Im Mannheimer Schloss gibt es daher, im Ostteil der Bel Etage, das „Kaiserliche Quartier“. Hier wohnt der Bayrische Kurfürst Karl Albrecht 1742, als am 17. Januar die prunkvolle Doppelhochzeit der zwei Enkelinnen von Carl Philipp stattfindet, mit Opernaufführung und prächtiger Stadtillumination. Elisabeth Augusta heiratet Carl Theodor, den späteren Nachfolger von Carl Philipp und Kurfürsten. Ihre jüngere Schwester Maria Anna ehelicht Herzog Clemens von Bayern. Clemens August von Köln traut sie, fast alle Wittelsbacher sind da. Dann wird Karl Albrecht zum Kaiser gewählt, und als Karl VII. tritt er von Schloss Mannheim aus seinen Krönungszug nach Frankfurt an.
Schloss Mannheim
- Anschrift: Schloss Mannheim, Bismarckstraße, 68161 Mannheim
- Zu besichtigen: Haupttreppenhaus, je vier rekonstruierte Räume des Kaiserlichen Quartiers und des Appartements der Großherzogin einschließlich „Erlebnisraum Hofmusik“, der Gang hinunter zum Fundament sowie das Schlossmuseum im Erdgeschoss mit Dauerausstellung zahlreicher Kunst- und Alltagsgegenstände des Hofs. Rittersaal derzeit wegen Wasserschaden gesperrt.

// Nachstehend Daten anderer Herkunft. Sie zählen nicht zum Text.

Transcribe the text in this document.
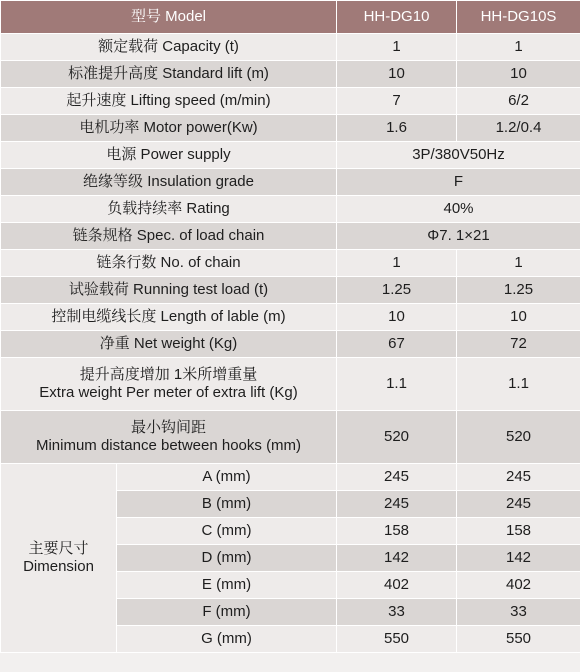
型号 Model		HH-DG10	HH-DG10S
额定载荷 Capacity (t)		1	1
标准提升高度 Standard lift (m)		10	10
起升速度 Lifting speed (m/min)		7	6/2
电机功率 Motor power(Kw)		1.6	1.2/0.4
电源 Power supply		3P/380V50Hz	
绝缘等级 Insulation grade		F	
负载持续率 Rating		40%	
链条规格 Spec. of load chain		Φ7. 1×21	
链条行数 No. of chain		1	1
试验载荷 Running test load (t)		1.25	1.25
控制电缆线长度 Length of lable (m)		10	10
净重 Net weight (Kg)		67	72

提升高度增加 1米所增重量
Extra weight Per meter of extra lift (Kg)		1.1	1.1

最小钩间距
Minimum distance between hooks (mm)		520	520

主要尺寸
Dimension	A (mm)	245	245
	B (mm)	245	245
	C (mm)	158	158
	D (mm)	142	142
	E (mm)	402	402
	F (mm)	33	33
	G (mm)	550	550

- Eintritt: Schloss mit Audioguide oder App für Erwachsene acht Euro, für Ermäßigte vier Euro und für Familien 20 Euro.
- Öffnungszeiten: Dienstag bis Sonntag 10 bis 17 Uhr.
- Führungen: Klassische Schlossführung Samstag, Sonntag und Feiertag 11 bis 15 Uhr stündlich. Eintritt inklusive Führung Erwachsene elf Euro, Ermäßigte 5,50 Euro.
- Anfahrt: Bis Hauptbahnhof Mannheim, dann weiter mit Stadtbahnlinien 1, 4/4 A und 5 bis Haltestelle „Schloss“ oder zu Fuß in 12 Minuten. Mit dem Auto ab Autobahneinfahrt Mannheim oder aus der Pfalz über B 37/Konrad-Adenauer-Brücke, in Mannheim der Beschilderung folgen; Parkmöglichkeit in der Parkgarage Universität/Mensa oder Tiefgarage Stadthaus N 1.
Coburger wertet die Hausunion rückblickend als „eines der wichtigsten politischen Erfolge Carl Philipps“: „Sie ebnete den Weg für ein glückliches und friedliches Jahrhundert für die Kurpfalz“. Carl Philipp, der 1742 stirbt, habe der Pfalz Kriege erspart und den Streit mit Preußen um das zur Kurpfalz zählende wohlhabende niederrheinische Erbe des Herzogtums Jülich-Berg endgültig für sich sichern können. Der „Soldatenkönig“ genannte Friedrich-Wilhelm I. von Preußen will sich da Herzogtum nämlich einverleiben. Letztlich habe er „den Weg bereitet für die Blütezeit unter Carl Theodor“.
Allerdings auch für das Ende Mannheims als Residenz. Bestandteil der Hausunion ist nämlich die Festlegung: Sollte eine der beiden Linien ohne Erben aussterben, übernimmt die andere Linie – jedoch mit Residenz in München. Daher muss Carl Theodor, als am 30. Dezember 1711 der bayerische Kurfürst Maximilian III. Joseph an den Pocken stirbt, das bayerische Erbe antreten. Er ist fortan Regent im Kurfürstentum Pfalz-Baiern, dem nach Österreich und Preußen drittgrößten Staat im Heiligen Römischen Reich.